If I had to choose a foodie group I’d belong to It would at least take half my lifetime to pick. I have a very delicate specific comfort zone and I’m a big believer of acquired taste.
I love most Filipino foods, home grown or handed down by invaders. Sinigang (Pork or Fish or Shrimp in sour broth) is ranked number one as always. Using no preservatives or the “pampalasa” ones available in every street corner store and supermarkets. The best souring ingredient for me is sampalok with pork. Then the list goes on with a couple r more crossed out as I skim over. My least favourite is pakbet. Rather the pakbet cooked by the help. It swims in icky muddy dark bagoong-isda. I always ask her to warn me if she cooks this thing because the way she cooks it is so revolting I once swore off stepping into the kitchen whenever I hear her say, “pakbet.” So whenever I want pakbet I make it myself. I don’t deconstruct the recipe. I just cook it differently.
Fruits for instance, I like most fruits eaten as is. I am unappreciative of “flavoured” or “with fruit bits” types of things, beverage or not. I’d eat a pie, jam and such. I like most bread or pastry but never cinnamon bread and Red Ribbon’s Black forest. There’s nothing wrong with both I just don’t like them.
I’m sorry cinnamon bread.
I’m sorry Red Ribbon Black Forest.
*NOTE: The only one I don’t like at Red Ribbon is the Black Forest cake. It’s a personal decision. It’s not dictated by a bad memory or anything of the sort. After all without Red Ribbon I’d have a very incomplete life because I absolutely love and worship Red ribbon’s Mango cake.)
Moving on. I know its easier to list down things I don’t like since its shorter and more specific.
Pesto (French or Italian)
Macaroni and fruit salad
Sushi and Ceviche and Terrine
Halu-Halo
These are the ones I clearly never forget.
Enough for now. I simply want an introduction for the featured food for today = tambong-tambong.
tambong tambong
It’s so good you say it twice. Yeah, yeah, old corny joke but we do it (in my current location) tambong-tambong.
Its main ingredient is finely ground glutinous rice. The powder is then mix with a bit of water to make tiny balls like a dumpling. It has tapioca, grated young coconut, coconut milk, sugar and cubed “saba” bananas and sweet potato. Most Filipinos love to have this as an afternoon snack. It is very popular especially in the provinces during summer vacations.

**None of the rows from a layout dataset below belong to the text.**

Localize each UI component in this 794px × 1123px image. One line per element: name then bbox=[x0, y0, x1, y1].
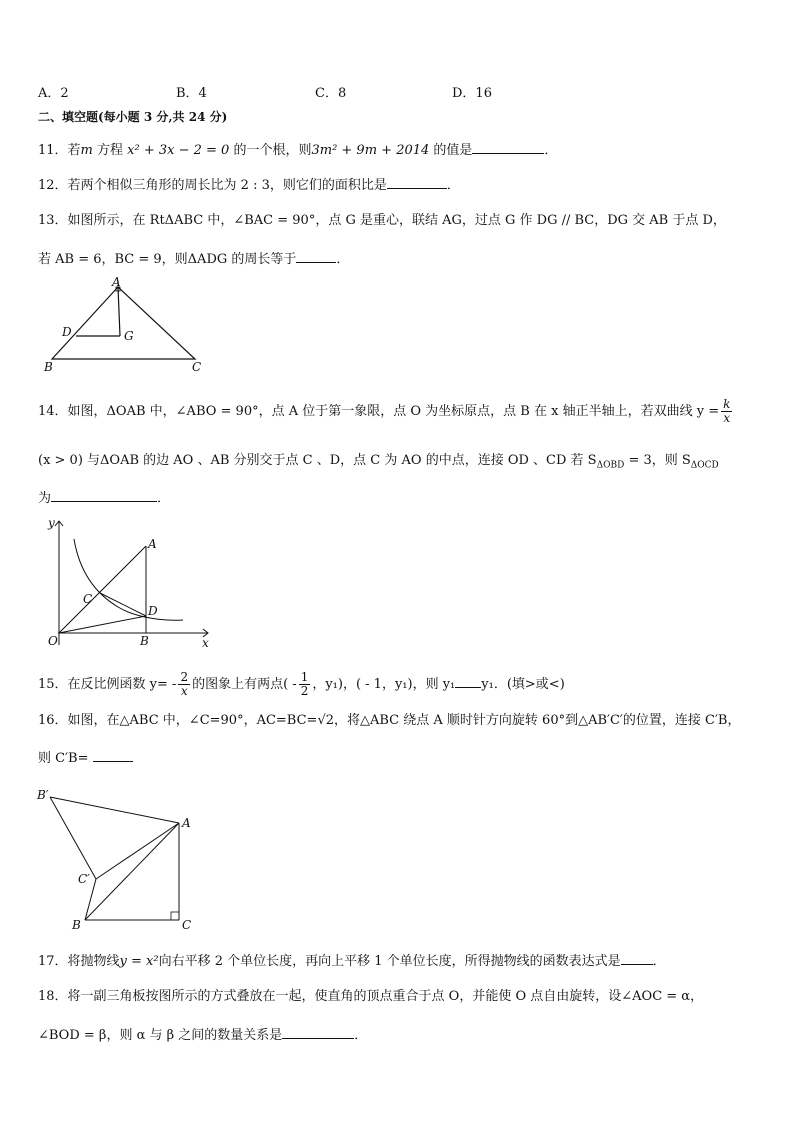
q13-end: ． bbox=[336, 252, 350, 267]
label-o: O bbox=[48, 634, 58, 648]
right-angle-mark bbox=[171, 912, 179, 920]
q15-f1-den: x bbox=[180, 684, 188, 698]
question-12 bbox=[38, 176, 460, 195]
question-14-line-3 bbox=[38, 489, 170, 508]
question-13-line-1: 13．如图所示，在 RtΔABC 中，∠BAC = 90°，点 G 是重心，联结 AG，过点 G 作 DG // BC，DG 交 AB 于点 D， bbox=[38, 213, 726, 228]
segment-od bbox=[59, 616, 146, 633]
label-c: C bbox=[182, 918, 192, 932]
question-13-line-2 bbox=[38, 250, 349, 269]
q15-answer-blank[interactable] bbox=[455, 675, 481, 688]
option-a: A．2 bbox=[38, 86, 69, 101]
q15-f2-num: 1 bbox=[300, 670, 309, 684]
q15-fraction-2 bbox=[299, 671, 311, 698]
label-b: B bbox=[140, 634, 149, 648]
q17-answer-blank[interactable] bbox=[621, 952, 653, 965]
label-g: G bbox=[124, 329, 134, 343]
question-18-line-1: 18．将一副三角板按图所示的方式叠放在一起，使直角的顶点重合于点 O，并能使 O 点自由旋转，设∠AOC = α， bbox=[38, 989, 704, 1004]
segment-bp-a bbox=[50, 797, 179, 823]
question-18-line-2 bbox=[38, 1026, 367, 1045]
question-14-line-2 bbox=[38, 452, 719, 475]
q18-end: ． bbox=[354, 1028, 368, 1043]
label-a: A bbox=[182, 816, 191, 830]
q14-text-1: 14．如图，ΔOAB 中，∠ABO = 90°，点 A 位于第一象限，点 O 为坐标原点，点 B 在 x 轴正半轴上，若双曲线 y = bbox=[38, 404, 720, 419]
q17-text-2: 向右平移 2 个单位长度，再向上平移 1 个单位长度，所得抛物线的函数表达式是 bbox=[158, 954, 621, 969]
q12-answer-blank[interactable] bbox=[387, 176, 447, 189]
q16-sqrt: √2 bbox=[317, 713, 334, 728]
option-b: B．4 bbox=[176, 86, 207, 101]
q11-text-1: 方程 bbox=[92, 143, 124, 158]
q14-frac-num: k bbox=[723, 397, 731, 411]
q17-equation: y = x² bbox=[119, 954, 159, 969]
q11-end: ． bbox=[544, 143, 558, 158]
q16-text-1: 16．如图，在△ABC 中，∠C=90°，AC=BC= bbox=[38, 713, 318, 728]
q14-fraction bbox=[721, 398, 732, 425]
q11-text-3: 的值是 bbox=[429, 143, 473, 158]
q13-figure bbox=[40, 276, 210, 376]
q11-expression: 3m² + 9m + 2014 bbox=[311, 143, 430, 158]
q15-text-3: ，y₁)，( - 1，y₁)，则 y₁ bbox=[312, 677, 456, 692]
segment-ab bbox=[85, 823, 179, 920]
triangle-abc bbox=[52, 287, 195, 359]
option-d: D．16 bbox=[452, 86, 492, 101]
question-15 bbox=[38, 671, 565, 698]
question-16-line-2 bbox=[38, 749, 133, 768]
q18-answer-blank[interactable] bbox=[282, 1026, 354, 1039]
segment-bp-cp bbox=[50, 797, 96, 879]
question-11 bbox=[38, 141, 557, 160]
label-x: x bbox=[202, 636, 209, 650]
q14-sub-obd: ΔOBD bbox=[596, 460, 625, 471]
label-b-prime: B′ bbox=[37, 788, 49, 802]
q14-sub-ocd: ΔOCD bbox=[690, 460, 719, 471]
q14-figure bbox=[38, 515, 218, 655]
label-a: A bbox=[112, 276, 121, 289]
q17-text-1: 17．将抛物线 bbox=[38, 954, 120, 969]
q16-text-2: ，将△ABC 绕点 A 顺时针方向旋转 60°到△AB′C′的位置，连接 C′B， bbox=[334, 713, 741, 728]
segment-oa bbox=[59, 546, 146, 633]
label-b: B bbox=[72, 918, 81, 932]
q16-answer-blank[interactable] bbox=[93, 749, 133, 762]
q14-text-4: 为 bbox=[38, 491, 52, 506]
q11-answer-blank[interactable] bbox=[472, 141, 544, 154]
q11-number: 11．若 bbox=[38, 143, 81, 158]
hyperbola-curve bbox=[74, 539, 183, 620]
q15-f1-num: 2 bbox=[180, 670, 189, 684]
label-y: y bbox=[48, 516, 55, 530]
q17-end: ． bbox=[652, 954, 666, 969]
q15-fraction-1 bbox=[178, 671, 190, 698]
question-17 bbox=[38, 952, 666, 971]
option-c: C．8 bbox=[315, 86, 347, 101]
segment-cp-a bbox=[96, 823, 179, 879]
q15-text-4: y₁．(填>或<) bbox=[481, 677, 565, 692]
segment-ag bbox=[118, 287, 120, 336]
q16-text-3: 则 C′B= bbox=[38, 751, 89, 766]
q14-text-2: (x > 0) 与ΔOAB 的边 AO 、AB 分别交于点 C 、D，点 C 为 AO 的中点，连接 OD 、CD 若 S bbox=[38, 453, 597, 468]
label-c-prime: C′ bbox=[78, 872, 90, 886]
question-14-line-1 bbox=[38, 398, 734, 425]
label-a: A bbox=[148, 537, 157, 551]
q12-end: ． bbox=[446, 178, 460, 193]
question-16-line-1 bbox=[38, 712, 740, 730]
q13-text: 若 AB = 6，BC = 9，则ΔADG 的周长等于 bbox=[38, 252, 297, 267]
q15-text-1: 15．在反比例函数 y= - bbox=[38, 677, 177, 692]
section-title: 二、填空题(每小题 3 分,共 24 分) bbox=[38, 110, 228, 124]
label-b: B bbox=[44, 360, 53, 374]
segment-cd bbox=[100, 593, 146, 616]
q14-text-3: = 3，则 S bbox=[624, 453, 691, 468]
label-d: D bbox=[62, 325, 72, 339]
q11-equation: x² + 3x − 2 = 0 bbox=[127, 143, 230, 158]
q11-text-2: 的一个根，则 bbox=[229, 143, 312, 158]
q15-f2-den: 2 bbox=[300, 684, 309, 698]
q14-frac-den: x bbox=[723, 411, 731, 425]
q13-answer-blank[interactable] bbox=[296, 250, 336, 263]
label-c: C bbox=[192, 360, 202, 374]
q16-figure bbox=[34, 783, 204, 933]
q12-text: 12．若两个相似三角形的周长比为 2 : 3，则它们的面积比是 bbox=[38, 178, 387, 193]
q14-answer-blank[interactable] bbox=[51, 489, 157, 502]
q14-end: ． bbox=[157, 491, 171, 506]
q15-text-2: 的图象上有两点( - bbox=[192, 677, 297, 692]
q18-text: ∠BOD = β，则 α 与 β 之间的数量关系是 bbox=[38, 1028, 283, 1043]
q11-var-m: m bbox=[80, 143, 93, 158]
label-c: C bbox=[83, 592, 93, 606]
label-d: D bbox=[148, 604, 158, 618]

Heh, I don’t like this either.
right there
The 4 hours I spent waiting for this to be cooked was another story. I spent 90 percent of that time shopping somewhere far but I still waited. Anyways, when I got home, it still wasn’t finished and I stood there with my camera in hand waiting patiently.
After the bird watching and bush chats it was finally over. I took the picture, came back to the kitchen and handed the cup to anyone willing to eat it.
evil kitty
Speaking of bird watching. I should probably be more vigilant that usual. That idiot entitled cat that we took pity on because nobody loves her decided to eat a live struggling poor bird who lives in one of the nests somewhere in the front yard.
I knew it. I’ve given a warning once that these cats 9there’s two of them) are minions of Satan but no one believed me. In fact, I think I’m the only one who cares. Since I’m not much of a cat-killer I’ve come up with a plan—Lemon-Spritz! If it fails I’ll just shoo the birds onto a higher ground (remember cats are skilled in climbing trees/ branches).
Oh yeah, the birds will probably stop hanging out in our living room starting today.